Researchers have discovered an incorrect implementation of SSL encryption that allows for an attack on a huge number of applications and services provided by PayPal, Amazon, Microsoft, Google, Yahoo.
A team of researchers from the University of Texas at Austin and Stanford published a study of reliability mechanisms Validation SSL certificates in “non-browser” software platforms on Linux, Windows, Android and iOS. The subject of the study were the validation SSL implementations in various software and API, based on it. The vector operation was chosen type of attack is the “man in the middle” (MitM).
The main objective of SSL – is to provide mechanisms to protect the end user from the attack of the “man in the middle”. Even if the network is fully compromised: poisoned DNS cache servers, access points, routers, etc. are controlled by an attacker – SSL is required to ensure the confidentiality, authenticity and integrity of data between the client and the server.
The study showed that the software and libraries of various major manufacturers contain gaps to successfully perform the attack.
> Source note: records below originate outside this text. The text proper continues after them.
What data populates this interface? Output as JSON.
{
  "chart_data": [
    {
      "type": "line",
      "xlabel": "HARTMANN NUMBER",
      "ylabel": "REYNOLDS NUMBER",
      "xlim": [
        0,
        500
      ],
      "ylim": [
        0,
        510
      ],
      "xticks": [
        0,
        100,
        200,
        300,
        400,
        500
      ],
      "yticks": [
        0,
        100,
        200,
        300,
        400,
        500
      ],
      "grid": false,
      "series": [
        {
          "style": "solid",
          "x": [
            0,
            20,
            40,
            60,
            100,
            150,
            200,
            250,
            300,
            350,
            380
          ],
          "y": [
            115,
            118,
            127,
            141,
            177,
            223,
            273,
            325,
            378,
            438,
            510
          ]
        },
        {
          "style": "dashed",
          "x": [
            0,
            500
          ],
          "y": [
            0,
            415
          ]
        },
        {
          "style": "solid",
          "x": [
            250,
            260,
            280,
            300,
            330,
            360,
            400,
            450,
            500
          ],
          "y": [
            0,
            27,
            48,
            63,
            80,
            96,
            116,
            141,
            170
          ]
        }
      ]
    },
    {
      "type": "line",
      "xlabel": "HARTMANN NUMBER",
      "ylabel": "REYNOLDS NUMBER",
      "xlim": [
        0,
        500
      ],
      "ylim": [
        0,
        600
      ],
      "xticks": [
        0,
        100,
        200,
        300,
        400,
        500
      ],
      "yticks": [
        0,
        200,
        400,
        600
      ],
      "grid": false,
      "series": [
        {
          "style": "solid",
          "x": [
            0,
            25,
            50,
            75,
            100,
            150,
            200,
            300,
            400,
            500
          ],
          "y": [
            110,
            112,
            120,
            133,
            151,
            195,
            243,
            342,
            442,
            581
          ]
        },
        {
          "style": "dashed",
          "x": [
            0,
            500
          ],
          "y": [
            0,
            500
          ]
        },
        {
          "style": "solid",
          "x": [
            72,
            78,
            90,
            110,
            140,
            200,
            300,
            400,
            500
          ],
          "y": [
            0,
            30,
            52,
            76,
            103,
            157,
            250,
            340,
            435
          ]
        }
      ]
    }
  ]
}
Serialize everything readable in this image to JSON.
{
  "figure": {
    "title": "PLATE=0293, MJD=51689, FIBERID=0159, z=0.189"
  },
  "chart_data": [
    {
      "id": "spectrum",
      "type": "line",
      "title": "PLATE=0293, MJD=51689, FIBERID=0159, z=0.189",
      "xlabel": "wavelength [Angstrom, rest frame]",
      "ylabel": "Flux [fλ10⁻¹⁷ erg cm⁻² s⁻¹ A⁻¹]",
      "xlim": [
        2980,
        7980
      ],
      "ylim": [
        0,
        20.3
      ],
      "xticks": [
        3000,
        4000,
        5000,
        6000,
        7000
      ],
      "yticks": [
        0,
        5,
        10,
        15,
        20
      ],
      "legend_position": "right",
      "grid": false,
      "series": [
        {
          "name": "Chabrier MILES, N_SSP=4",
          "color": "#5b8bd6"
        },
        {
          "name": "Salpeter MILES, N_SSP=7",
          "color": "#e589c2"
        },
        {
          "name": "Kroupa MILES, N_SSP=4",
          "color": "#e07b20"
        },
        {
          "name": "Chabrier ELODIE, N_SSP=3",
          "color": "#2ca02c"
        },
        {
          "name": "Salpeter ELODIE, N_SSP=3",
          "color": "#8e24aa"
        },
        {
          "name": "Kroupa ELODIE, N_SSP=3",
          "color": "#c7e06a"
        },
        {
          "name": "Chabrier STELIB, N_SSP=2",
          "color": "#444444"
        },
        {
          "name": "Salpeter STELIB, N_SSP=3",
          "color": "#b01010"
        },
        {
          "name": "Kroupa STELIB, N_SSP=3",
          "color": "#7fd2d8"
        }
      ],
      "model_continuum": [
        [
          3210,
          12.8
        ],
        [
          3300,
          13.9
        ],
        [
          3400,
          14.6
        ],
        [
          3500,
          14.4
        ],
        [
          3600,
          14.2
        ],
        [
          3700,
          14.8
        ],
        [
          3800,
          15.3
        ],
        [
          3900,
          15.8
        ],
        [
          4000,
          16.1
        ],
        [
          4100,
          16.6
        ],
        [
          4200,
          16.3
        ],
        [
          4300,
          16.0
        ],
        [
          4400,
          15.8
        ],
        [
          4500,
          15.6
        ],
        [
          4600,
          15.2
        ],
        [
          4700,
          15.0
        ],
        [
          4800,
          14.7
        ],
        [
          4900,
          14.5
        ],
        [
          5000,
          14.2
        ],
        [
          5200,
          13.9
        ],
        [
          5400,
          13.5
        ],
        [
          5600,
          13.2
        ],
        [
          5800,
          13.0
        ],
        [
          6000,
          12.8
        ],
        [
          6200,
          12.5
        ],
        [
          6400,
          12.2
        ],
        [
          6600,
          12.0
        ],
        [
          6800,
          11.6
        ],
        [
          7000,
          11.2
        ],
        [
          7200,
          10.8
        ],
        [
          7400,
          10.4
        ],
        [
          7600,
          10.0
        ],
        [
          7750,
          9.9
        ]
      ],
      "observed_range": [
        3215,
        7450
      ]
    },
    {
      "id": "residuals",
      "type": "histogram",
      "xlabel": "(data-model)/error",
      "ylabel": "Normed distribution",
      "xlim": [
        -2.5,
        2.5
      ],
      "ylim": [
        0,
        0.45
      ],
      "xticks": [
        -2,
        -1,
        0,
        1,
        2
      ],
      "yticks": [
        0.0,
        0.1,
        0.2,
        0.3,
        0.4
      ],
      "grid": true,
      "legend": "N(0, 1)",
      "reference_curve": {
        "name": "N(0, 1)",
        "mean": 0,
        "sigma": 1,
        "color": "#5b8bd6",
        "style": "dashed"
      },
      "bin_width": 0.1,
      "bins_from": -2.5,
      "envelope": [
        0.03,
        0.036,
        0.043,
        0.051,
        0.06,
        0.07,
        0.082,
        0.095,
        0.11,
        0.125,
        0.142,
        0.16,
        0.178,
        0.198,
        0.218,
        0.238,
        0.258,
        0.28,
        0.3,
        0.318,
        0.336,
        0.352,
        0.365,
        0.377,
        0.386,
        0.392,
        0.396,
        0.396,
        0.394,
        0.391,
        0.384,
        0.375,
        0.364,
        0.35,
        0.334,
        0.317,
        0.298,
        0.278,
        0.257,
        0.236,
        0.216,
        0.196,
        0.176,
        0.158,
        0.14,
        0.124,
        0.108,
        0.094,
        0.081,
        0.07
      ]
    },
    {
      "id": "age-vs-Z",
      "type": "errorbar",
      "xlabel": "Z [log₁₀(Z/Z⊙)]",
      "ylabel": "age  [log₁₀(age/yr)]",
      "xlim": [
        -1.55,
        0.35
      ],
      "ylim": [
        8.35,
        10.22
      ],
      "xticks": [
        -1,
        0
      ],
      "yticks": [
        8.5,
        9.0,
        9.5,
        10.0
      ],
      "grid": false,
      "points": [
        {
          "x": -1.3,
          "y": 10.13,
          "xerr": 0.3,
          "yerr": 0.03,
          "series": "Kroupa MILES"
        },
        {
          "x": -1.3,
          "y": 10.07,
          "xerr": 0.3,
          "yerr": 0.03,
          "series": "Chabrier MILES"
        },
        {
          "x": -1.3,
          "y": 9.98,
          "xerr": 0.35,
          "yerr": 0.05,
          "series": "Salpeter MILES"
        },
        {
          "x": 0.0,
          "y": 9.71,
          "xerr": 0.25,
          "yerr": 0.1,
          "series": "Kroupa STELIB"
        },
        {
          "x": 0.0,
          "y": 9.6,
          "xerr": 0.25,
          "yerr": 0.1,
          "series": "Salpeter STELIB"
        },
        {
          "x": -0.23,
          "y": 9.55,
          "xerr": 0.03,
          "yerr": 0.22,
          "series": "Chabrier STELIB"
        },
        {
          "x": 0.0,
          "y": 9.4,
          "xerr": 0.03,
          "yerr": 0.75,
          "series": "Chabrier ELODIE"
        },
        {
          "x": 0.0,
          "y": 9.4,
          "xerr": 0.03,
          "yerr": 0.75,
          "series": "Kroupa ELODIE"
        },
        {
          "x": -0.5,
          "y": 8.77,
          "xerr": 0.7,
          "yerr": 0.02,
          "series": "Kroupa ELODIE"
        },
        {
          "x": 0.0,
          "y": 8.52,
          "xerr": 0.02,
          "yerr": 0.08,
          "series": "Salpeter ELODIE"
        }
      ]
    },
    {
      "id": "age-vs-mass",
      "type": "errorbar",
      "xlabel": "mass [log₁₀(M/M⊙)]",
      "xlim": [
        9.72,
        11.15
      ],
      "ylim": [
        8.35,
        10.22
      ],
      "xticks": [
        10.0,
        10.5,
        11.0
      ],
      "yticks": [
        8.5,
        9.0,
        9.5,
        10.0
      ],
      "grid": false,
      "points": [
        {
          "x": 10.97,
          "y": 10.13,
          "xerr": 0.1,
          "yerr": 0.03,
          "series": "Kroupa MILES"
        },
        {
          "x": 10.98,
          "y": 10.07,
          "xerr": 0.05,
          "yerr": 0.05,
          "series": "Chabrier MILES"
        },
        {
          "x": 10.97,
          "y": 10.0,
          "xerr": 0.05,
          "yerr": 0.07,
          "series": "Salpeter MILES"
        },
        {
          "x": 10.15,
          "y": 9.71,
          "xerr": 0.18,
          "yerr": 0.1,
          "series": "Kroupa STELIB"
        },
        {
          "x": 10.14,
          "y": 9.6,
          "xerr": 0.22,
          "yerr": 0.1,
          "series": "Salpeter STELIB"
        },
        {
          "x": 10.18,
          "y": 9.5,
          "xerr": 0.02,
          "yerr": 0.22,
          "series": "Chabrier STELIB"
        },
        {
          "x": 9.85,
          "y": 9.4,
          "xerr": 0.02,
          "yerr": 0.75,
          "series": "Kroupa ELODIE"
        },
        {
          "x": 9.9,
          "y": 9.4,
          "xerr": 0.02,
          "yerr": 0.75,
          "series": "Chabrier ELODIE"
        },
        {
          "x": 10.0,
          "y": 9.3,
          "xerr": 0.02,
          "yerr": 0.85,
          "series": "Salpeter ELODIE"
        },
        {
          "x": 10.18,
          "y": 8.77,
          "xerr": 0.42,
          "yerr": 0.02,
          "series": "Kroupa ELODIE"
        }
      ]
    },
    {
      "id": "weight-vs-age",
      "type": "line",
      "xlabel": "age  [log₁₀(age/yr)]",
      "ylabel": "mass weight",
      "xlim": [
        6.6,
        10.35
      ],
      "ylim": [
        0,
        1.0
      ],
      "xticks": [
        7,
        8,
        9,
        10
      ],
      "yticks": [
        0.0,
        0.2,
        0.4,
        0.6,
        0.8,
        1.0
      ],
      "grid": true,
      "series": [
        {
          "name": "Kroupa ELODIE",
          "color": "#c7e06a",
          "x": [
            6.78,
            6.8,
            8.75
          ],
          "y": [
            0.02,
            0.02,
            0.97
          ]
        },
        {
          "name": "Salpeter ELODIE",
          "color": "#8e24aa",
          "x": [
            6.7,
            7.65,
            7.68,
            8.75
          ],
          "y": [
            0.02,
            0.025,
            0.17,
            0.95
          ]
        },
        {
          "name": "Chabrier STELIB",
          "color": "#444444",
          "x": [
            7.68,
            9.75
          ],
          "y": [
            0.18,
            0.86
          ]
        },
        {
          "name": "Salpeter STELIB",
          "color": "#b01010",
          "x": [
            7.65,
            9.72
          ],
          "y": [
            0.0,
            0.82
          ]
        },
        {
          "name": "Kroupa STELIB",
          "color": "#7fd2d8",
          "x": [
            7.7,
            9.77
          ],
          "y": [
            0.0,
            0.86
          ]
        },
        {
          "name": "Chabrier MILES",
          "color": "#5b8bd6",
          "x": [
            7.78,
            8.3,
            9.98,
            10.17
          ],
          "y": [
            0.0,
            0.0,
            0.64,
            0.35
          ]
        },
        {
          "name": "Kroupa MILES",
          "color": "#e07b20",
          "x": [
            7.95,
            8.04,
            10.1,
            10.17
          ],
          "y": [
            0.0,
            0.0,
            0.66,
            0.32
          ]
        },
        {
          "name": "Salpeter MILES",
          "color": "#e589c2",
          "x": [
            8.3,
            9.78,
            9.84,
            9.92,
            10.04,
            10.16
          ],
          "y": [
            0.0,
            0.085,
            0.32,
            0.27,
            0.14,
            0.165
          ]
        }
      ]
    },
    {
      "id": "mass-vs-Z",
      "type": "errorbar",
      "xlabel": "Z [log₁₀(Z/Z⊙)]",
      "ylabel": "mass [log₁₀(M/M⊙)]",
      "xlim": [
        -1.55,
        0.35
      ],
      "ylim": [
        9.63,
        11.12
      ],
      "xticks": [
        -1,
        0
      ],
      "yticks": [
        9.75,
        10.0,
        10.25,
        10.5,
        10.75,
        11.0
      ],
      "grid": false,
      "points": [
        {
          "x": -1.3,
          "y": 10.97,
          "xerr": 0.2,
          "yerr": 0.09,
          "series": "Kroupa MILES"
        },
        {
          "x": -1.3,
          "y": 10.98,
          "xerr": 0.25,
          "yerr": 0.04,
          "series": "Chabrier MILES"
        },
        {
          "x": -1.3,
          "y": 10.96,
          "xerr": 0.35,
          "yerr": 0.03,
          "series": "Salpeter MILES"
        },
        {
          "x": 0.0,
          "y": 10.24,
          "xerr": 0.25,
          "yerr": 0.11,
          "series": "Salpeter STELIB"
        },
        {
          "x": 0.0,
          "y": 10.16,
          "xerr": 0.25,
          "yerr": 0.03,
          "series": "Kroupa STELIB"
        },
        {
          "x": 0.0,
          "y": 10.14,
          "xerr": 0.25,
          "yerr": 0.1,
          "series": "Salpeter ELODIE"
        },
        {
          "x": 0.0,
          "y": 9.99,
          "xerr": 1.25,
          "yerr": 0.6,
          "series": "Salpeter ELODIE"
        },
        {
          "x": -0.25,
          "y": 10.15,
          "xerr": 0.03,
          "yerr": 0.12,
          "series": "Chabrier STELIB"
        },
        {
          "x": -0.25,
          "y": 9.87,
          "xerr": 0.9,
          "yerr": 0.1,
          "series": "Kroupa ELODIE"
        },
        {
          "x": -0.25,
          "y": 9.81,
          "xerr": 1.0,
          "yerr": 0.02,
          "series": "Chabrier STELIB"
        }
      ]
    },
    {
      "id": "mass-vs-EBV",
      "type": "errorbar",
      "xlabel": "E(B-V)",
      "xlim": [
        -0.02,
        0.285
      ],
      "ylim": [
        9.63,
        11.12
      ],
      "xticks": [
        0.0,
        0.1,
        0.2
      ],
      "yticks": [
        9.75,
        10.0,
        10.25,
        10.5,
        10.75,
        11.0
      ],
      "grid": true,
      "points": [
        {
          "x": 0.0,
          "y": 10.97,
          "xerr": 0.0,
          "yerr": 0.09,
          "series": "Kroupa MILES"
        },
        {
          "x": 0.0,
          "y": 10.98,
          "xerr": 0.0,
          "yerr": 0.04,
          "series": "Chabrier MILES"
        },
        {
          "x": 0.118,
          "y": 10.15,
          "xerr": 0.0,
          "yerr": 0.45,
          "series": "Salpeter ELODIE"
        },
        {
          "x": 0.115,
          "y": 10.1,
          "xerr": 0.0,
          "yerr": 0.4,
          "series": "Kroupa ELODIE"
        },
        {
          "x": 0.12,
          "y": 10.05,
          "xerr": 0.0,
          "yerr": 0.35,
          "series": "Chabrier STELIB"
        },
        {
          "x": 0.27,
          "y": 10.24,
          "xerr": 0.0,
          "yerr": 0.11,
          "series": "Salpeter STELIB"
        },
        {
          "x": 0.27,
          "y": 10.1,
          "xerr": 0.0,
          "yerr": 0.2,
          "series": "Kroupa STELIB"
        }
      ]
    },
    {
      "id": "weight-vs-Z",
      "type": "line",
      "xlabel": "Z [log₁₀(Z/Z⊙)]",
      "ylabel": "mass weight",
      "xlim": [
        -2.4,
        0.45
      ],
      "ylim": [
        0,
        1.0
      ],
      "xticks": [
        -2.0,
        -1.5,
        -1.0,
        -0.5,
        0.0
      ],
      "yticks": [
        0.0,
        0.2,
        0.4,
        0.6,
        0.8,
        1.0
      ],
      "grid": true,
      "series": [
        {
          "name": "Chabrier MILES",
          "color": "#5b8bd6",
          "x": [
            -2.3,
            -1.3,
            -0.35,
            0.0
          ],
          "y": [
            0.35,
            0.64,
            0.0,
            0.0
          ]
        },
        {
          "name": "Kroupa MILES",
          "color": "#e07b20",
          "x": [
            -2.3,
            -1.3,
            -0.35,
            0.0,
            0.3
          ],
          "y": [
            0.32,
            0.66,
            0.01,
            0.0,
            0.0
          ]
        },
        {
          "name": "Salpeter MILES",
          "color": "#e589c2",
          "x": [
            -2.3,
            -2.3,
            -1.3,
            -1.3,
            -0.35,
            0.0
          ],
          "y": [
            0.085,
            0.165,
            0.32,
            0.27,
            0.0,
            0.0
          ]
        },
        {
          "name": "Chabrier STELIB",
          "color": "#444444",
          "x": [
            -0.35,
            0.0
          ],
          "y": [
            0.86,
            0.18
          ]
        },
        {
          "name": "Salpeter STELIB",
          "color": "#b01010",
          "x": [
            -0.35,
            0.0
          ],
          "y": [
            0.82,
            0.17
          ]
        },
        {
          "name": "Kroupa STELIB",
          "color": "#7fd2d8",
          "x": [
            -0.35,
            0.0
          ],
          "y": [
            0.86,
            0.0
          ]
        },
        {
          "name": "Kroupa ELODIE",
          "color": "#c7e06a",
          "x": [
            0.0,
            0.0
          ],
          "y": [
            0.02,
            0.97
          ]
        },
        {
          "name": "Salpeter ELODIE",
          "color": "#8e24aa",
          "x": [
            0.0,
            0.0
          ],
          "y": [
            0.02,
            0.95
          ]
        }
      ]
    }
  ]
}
In the list of software that uses a vulnerable implementation of SSL, are popular programs from manufacturers, the priority of which consists in providing reliable encryption mechanisms for transmission of critical data storage and software for the implementation of cloud computing, for example, Amazon EC2 Java client library and all clients based on this library; software-based SDK from Amazon and PayPal (Amazon Flexible Payments Service version for Java and PHP, PayPal Payments Standard and PayPal Invoicing, PayPal Payments Pro, Mass Pay and Transactional Information SOAP), unit used to implementation of the Transaction, integrated solutions for online stores, such as osCommerce, ZenCart, Ubercart and PrestaShop; software for mobile applications AdMob; Apache Axis, Axis 2, Codehaus XFire and Pusher library for Android; popular IM client Trillian.
The main cause of the possibility of such an attack is invalid API design in implementing SSL (in the case of JSSE, OpenSSL and GnuTLS), as well as transport library (for example, cURL), that involve multiple settings and options, are not always clear to the developers.
For example, incorrectly implemented, the researchers show a gap in PHP-version of the library Amazon Flexible Payments Service. The application tries to include functional SSL certificate authentication by setting CURLOPT_SSL_VERIFYHOST to true for cURL. Unfortunately, the correct value for the operation of the verification should be 2, and the installation option to true is interpreted as 1, which disables the authentication certificate.
Details of the results of the study can be found here.